Disto resulta que nem sempre conseguimos usufruir o que de bom o mundo nos dá. Esperamos o pior. Talvez porque o pior veio muitas vezes. Muito mais vezes do que esperávamos que viesse um conforto, um afago, uma ternura.
Às vezes (quase sempre) me pergunto se é assim mesmo. Será que veio sempre o pior, ou será que o mais das vezes não vemos o melhor? Uma mulher veio para a consulta. Ela mora em outra comunidade aqui de Palmeiras e tem uma longa e amarga história para contar. Há muita dor. Mas também na entrevista descobri que tem um marido que é um santo, homem bom, cuidador e dador, com o qual ela sempre conta. Também um filho que é muito inteligente e premiador com suas conquistas na escola. Ela ganha em alegria com ele e suas notas. Ganharia, dito melhor, se soubesse dar a devida atenção. Também tem um lar, uma casa bem legal, feita de tijolos com telhas e não palha. A roça é pequena, mas “dá pro gasto”. Consegui uma longa lista de bondades... Pergunto-me, perguntei-lhe, se já não era hora de olhar um pouco mais para o lado luminoso.
Hoje, logo depois que visitei esses pensamentos e que, portanto, respirei com cuidado e atenção, ia para casa e encontrei três passos-pretos em animada conversação bem no meio da pista.

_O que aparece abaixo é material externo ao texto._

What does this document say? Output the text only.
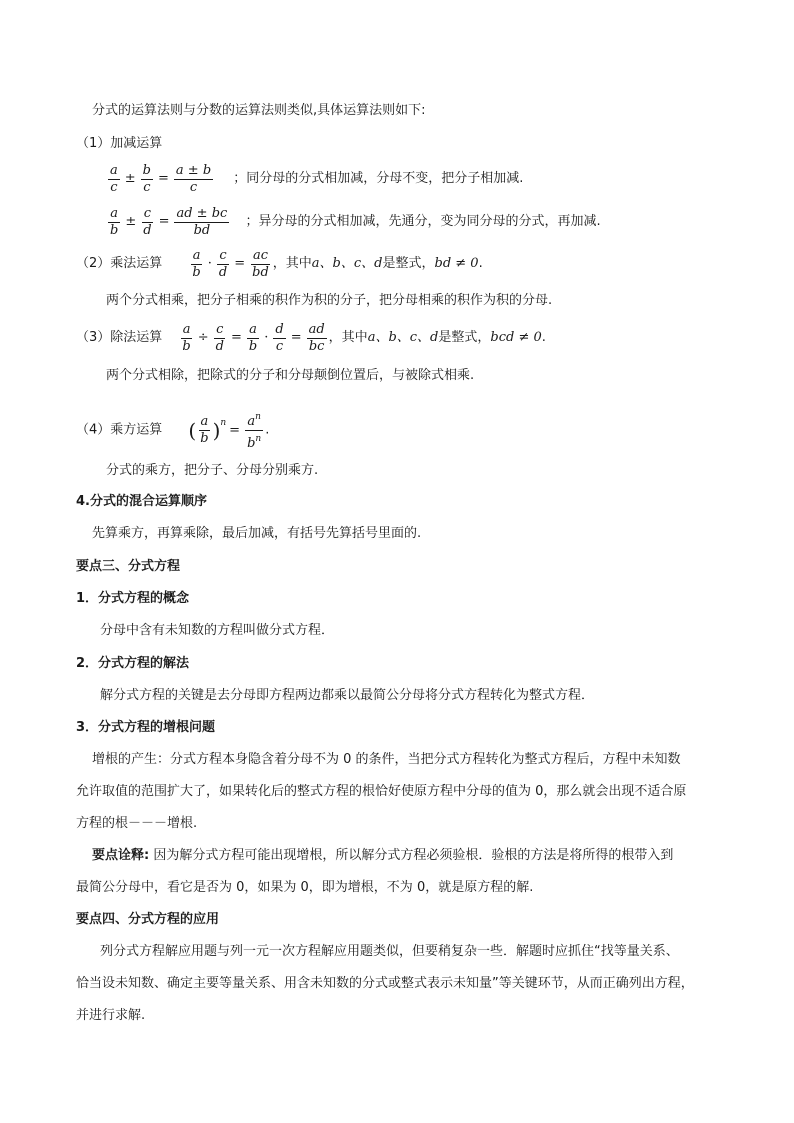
分式的运算法则与分数的运算法则类似,具体运算法则如下:
（1）加减运算
$\frac{a}{c} \pm \frac{b}{c} = \frac{a \pm b}{c}$ ；同分母的分式相加减，分母不变，把分子相加减.
$\frac{a}{b} \pm \frac{c}{d} = \frac{ad \pm bc}{bd}$ ；异分母的分式相加减，先通分，变为同分母的分式，再加减.
（2）乘法运算 $\frac{a}{b} \cdot \frac{c}{d} = \frac{ac}{bd}$ ，其中a、b、c、d是整式，bd ≠ 0.
两个分式相乘，把分子相乘的积作为积的分子，把分母相乘的积作为积的分母.
（3）除法运算 $\frac{a}{b} \div \frac{c}{d} = \frac{a}{b} \cdot \frac{d}{c} = \frac{ad}{bc}$ ，其中a、b、c、d是整式，bcd ≠ 0.
两个分式相除，把除式的分子和分母颠倒位置后，与被除式相乘.
（4）乘方运算 ( $\frac{a}{b} )^n = \frac{a^n}{b^n}$ .
分式的乘方，把分子、分母分别乘方.
4.分式的混合运算顺序
先算乘方，再算乘除，最后加减，有括号先算括号里面的.
要点三、分式方程
1．分式方程的概念
分母中含有未知数的方程叫做分式方程．
2．分式方程的解法
解分式方程的关键是去分母即方程两边都乘以最简公分母将分式方程转化为整式方程．
3．分式方程的增根问题
增根的产生：分式方程本身隐含着分母不为 0 的条件，当把分式方程转化为整式方程后，方程中未知数
允许取值的范围扩大了，如果转化后的整式方程的根恰好使原方程中分母的值为 0，那么就会出现不适合原
方程的根－－－增根.
要点诠释: 因为解分式方程可能出现增根，所以解分式方程必须验根．验根的方法是将所得的根带入到
最简公分母中，看它是否为 0，如果为 0，即为增根，不为 0，就是原方程的解.
要点四、分式方程的应用
列分式方程解应用题与列一元一次方程解应用题类似，但要稍复杂一些．解题时应抓住“找等量关系、
恰当设未知数、确定主要等量关系、用含未知数的分式或整式表示未知量”等关键环节，从而正确列出方程，
并进行求解.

Parei o carro e aguardei que terminassem. O negro de suas penas, bicos e olhos, era tão forte que quase azul. Percebi que a discussão enveredou por um assunto não tão pacífico. Um deles foi alijado do grupo e saiu um tanto irritado. Os dois outros também não estavam muito satisfeitos com o assunto. Por fim ficou apenas um que se achava o dono da rua e caro custou para que se afastasse para dar passagem ao carro. Logo depois encontrei a borboleta gigante de asas azuis. Como ia bem devagar ela ficou arrodeando o carro e dançando em frente ao pára-brisa. Segui meu destino e ela o dela, após o encontro inspirador.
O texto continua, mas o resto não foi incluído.